Il 9 novembre 2013 Dario D’Isa chiama il padre per chiedergli “se ha visto quella sentenza là, sta in stanza di mamma, in quel coso… americano là”. Il papà lo rassicura: “Ora lo guardo”. Tre giorni dopo, il 12 novembre 2013 alle ore 16.14, D’Isa jr. contatta il padre per chiedergli se “puoi fare quel controllo su quel Donnarumma 3° sezione (della Cassazione, ndr) eventualmente così poi glielo dico”. Il giudice purtroppo non può subito: “Ora le cancellerie stanno chiuse”. Il 13 novembre 2013 si farà vivo con D’Isa jr. Donnarumma. È arrabbiatissimo: “Non è stato mosso nemmeno un dito”. Ha appena appreso, per canali suoi, che la Cassazione ha confermato la sentenza che lo riguarda. Quindi pretende la restituzione dei 7mila euro. Immediatamente.

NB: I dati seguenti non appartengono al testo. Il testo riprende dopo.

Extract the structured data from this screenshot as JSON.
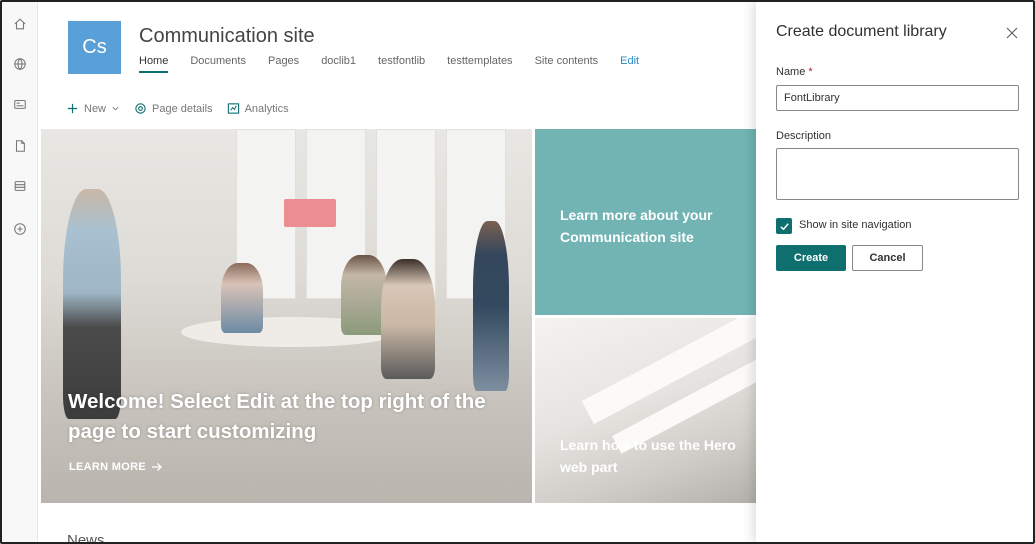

Pochi minuti dopo, D’Isa jr. se ne lamenterà in con uno dei due intermediari, De Nicola: “L’avevo detto che non era detto che la cosa poteva non andare in porto… non è che non è stato fatto niente, non è stato raggiunto l’obiettivo, ma non è che non è stato fatto niente… stavano le carte là sopra, le ha viste pure sulla scrivania, e che gli racconto frottole io?… Io glielo dissi a don Giovanni perché qua se succede qualcosa quello chiederà la restituzione… lui disse no, non è così… e così è andata…”. Ed ancora: “Purtroppo lui non ci stava, stava a Napoli, altrimenti ci parlava un momento , quella è stata pure la sfortuna… che lui è andato a Napoli e che la sfortuna è stata che oggi non ci stava… Stava a casa e domani stava là… avete capito”? Nulla impedisce di pensare che D’Isa jr. abbia speso il nome del genitore a sua insaputa. Ma la vicenda è imbarazzante lo stesso. Abbiamo provato a interpellare D’Isa jr. ma appena l’avvocato ha compreso di interloquire con un giornalista ha preferito interrompere la conversazione: “Non posso parlare sono impegnato, a quest’ora non è il caso”.